Streamers to Bring Down Drones Prove to Be Far Safer Than Lasers in Protecting U.S. Military Installations

Have you had your privacy invaded by a neighbors drone? Or someone else drone? Imagine one from a foreign enemy. DARPA, the United States’s Defense Advanced Research Projects Agency, has detected unknown or unapproved drones and has acted. Andrew Liszewski, writing for gizmodo.com explains a new program developed to combat drones without trying to shoot them out of the sky with a rifle.

As drones become faster, smarter, and capable of carrying larger payloads across longer distances, they pose a threat if leveraged as a weapon. Accordingly, Militaries have been developing anti-drone countermeasures to knock them out of the sky, including a novel new approach that blasts them with streamers.

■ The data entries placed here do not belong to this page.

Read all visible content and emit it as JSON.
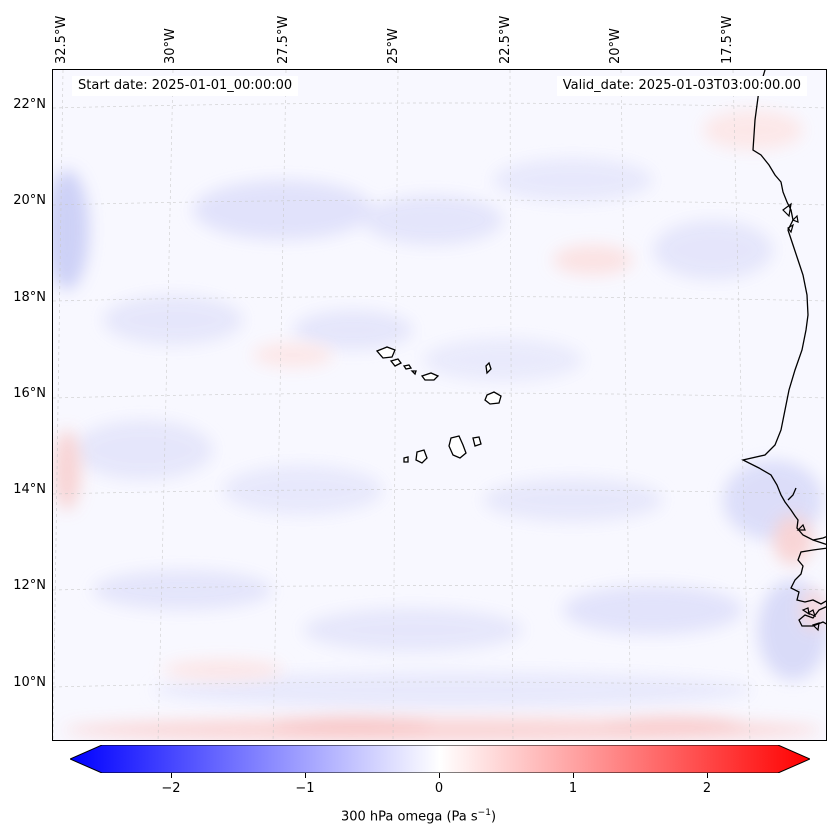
{
  "header": {
    "start_date": "Start date: 2025-01-01_00:00:00",
    "valid_date": "Valid_date: 2025-01-03T03:00:00.00"
  },
  "map": {
    "lon_labels": [
      "32.5°W",
      "30°W",
      "27.5°W",
      "25°W",
      "22.5°W",
      "20°W",
      "17.5°W"
    ],
    "lat_labels": [
      "22°N",
      "20°N",
      "18°N",
      "16°N",
      "14°N",
      "12°N",
      "10°N"
    ],
    "colors": {
      "negative": "#0000ff",
      "zero": "#ffffff",
      "positive": "#ff0000",
      "coast": "#000000",
      "grid": "#c8c8c8"
    }
  },
  "colorbar": {
    "ticks": [
      "−2",
      "−1",
      "0",
      "1",
      "2"
    ],
    "label_text": "300 hPa omega (Pa s",
    "label_sup": "−1",
    "label_close": ")",
    "range": [
      -2.5,
      2.5
    ]
  }
}
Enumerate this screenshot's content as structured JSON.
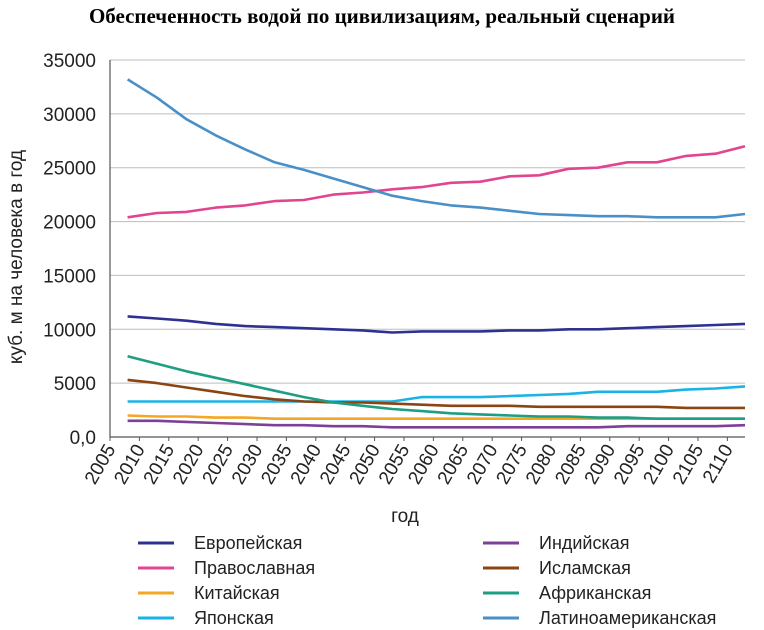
{
  "chart_data": {
    "type": "line",
    "title": "Обеспеченность водой по цивилизациям, реальный сценарий",
    "xlabel": "год",
    "ylabel": "куб. м на человека в год",
    "ylim": [
      0,
      35000
    ],
    "xlim": [
      2005,
      2113
    ],
    "x_ticks": [
      "2005",
      "2010",
      "2015",
      "2020",
      "2025",
      "2030",
      "2035",
      "2040",
      "2045",
      "2050",
      "2055",
      "2060",
      "2065",
      "2070",
      "2075",
      "2080",
      "2085",
      "2090",
      "2095",
      "2100",
      "2105",
      "2110"
    ],
    "y_ticks": [
      "0,0",
      "5000",
      "10000",
      "15000",
      "20000",
      "25000",
      "30000",
      "35000"
    ],
    "grid": "horizontal",
    "legend_position": "bottom",
    "x": [
      2008,
      2013,
      2018,
      2023,
      2028,
      2033,
      2038,
      2043,
      2048,
      2053,
      2058,
      2063,
      2068,
      2073,
      2078,
      2083,
      2088,
      2093,
      2098,
      2103,
      2108,
      2113
    ],
    "series": [
      {
        "name": "Европейская",
        "color": "#2e3192",
        "values": [
          11200,
          11000,
          10800,
          10500,
          10300,
          10200,
          10100,
          10000,
          9900,
          9700,
          9800,
          9800,
          9800,
          9900,
          9900,
          10000,
          10000,
          10100,
          10200,
          10300,
          10400,
          10500
        ]
      },
      {
        "name": "Православная",
        "color": "#e2458f",
        "values": [
          20400,
          20800,
          20900,
          21300,
          21500,
          21900,
          22000,
          22500,
          22700,
          23000,
          23200,
          23600,
          23700,
          24200,
          24300,
          24900,
          25000,
          25500,
          25500,
          26100,
          26300,
          27000
        ]
      },
      {
        "name": "Китайская",
        "color": "#f5a623",
        "values": [
          2000,
          1900,
          1900,
          1800,
          1800,
          1700,
          1700,
          1700,
          1700,
          1700,
          1700,
          1700,
          1700,
          1700,
          1700,
          1700,
          1700,
          1700,
          1700,
          1700,
          1700,
          1700
        ]
      },
      {
        "name": "Японская",
        "color": "#1ab3e6",
        "values": [
          3300,
          3300,
          3300,
          3300,
          3300,
          3300,
          3300,
          3300,
          3300,
          3300,
          3700,
          3700,
          3700,
          3800,
          3900,
          4000,
          4200,
          4200,
          4200,
          4400,
          4500,
          4700
        ]
      },
      {
        "name": "Индийская",
        "color": "#7e3f98",
        "values": [
          1500,
          1500,
          1400,
          1300,
          1200,
          1100,
          1100,
          1000,
          1000,
          900,
          900,
          900,
          900,
          900,
          900,
          900,
          900,
          1000,
          1000,
          1000,
          1000,
          1100
        ]
      },
      {
        "name": "Исламская",
        "color": "#8b4513",
        "values": [
          5300,
          5000,
          4600,
          4200,
          3800,
          3500,
          3300,
          3200,
          3200,
          3100,
          3000,
          2900,
          2900,
          2900,
          2800,
          2800,
          2800,
          2800,
          2800,
          2700,
          2700,
          2700
        ]
      },
      {
        "name": "Африканская",
        "color": "#1e9e82",
        "values": [
          7500,
          6800,
          6100,
          5500,
          4900,
          4300,
          3700,
          3200,
          2900,
          2600,
          2400,
          2200,
          2100,
          2000,
          1900,
          1900,
          1800,
          1800,
          1700,
          1700,
          1700,
          1700
        ]
      },
      {
        "name": "Латиноамериканская",
        "color": "#4a90c8",
        "values": [
          33200,
          31500,
          29500,
          28000,
          26700,
          25500,
          24800,
          24000,
          23200,
          22400,
          21900,
          21500,
          21300,
          21000,
          20700,
          20600,
          20500,
          20500,
          20400,
          20400,
          20400,
          20700
        ]
      }
    ]
  }
}
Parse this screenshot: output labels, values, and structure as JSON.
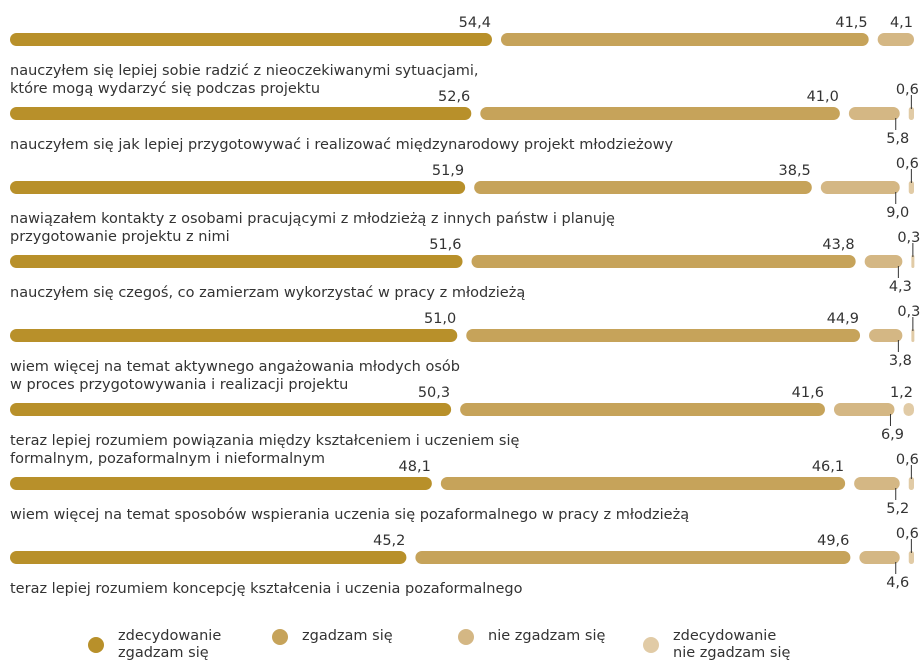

Taking careful aim and blasting a drone out of the sky with a rifle isn’t impossible, but it’s not easy, and it’s not reliable. So the militaries of the world have been investing in developing counter-drone technology as much as they have for developing drone technology. They’ve come up with solutions including everything from grenades that explosively release nets when in range of one, to long-range lasers that can intelligently track and zap drones long before they’re close enough to become a viable threat.

But as Core77 points out, DARPA has been seemingly inspired to develop an alternate way to neutralize drones based on a video from a few years ago showing a camera drone crashing to the ground at a music festival after crossing paths with a confetti streamer cannon.

Yes, streamers. Far more effective and far safer than almost anything else people have come up with. You can catch a demonstration in the video below.

The effectiveness of the drone killer is only surpassed by the cost of the project, which as yet has not been released to the public.

Instead of lasers, or bullets, or nets, the latest approach to neutralizing the threat is to blast a wad of stringy, but strong streamer-like material, that spreads out as it travels through the air, increasing the chance of at least one strand of the material getting wrapped around a drone’s propeller blade and bringing it to a stop, and in turn the entire craft.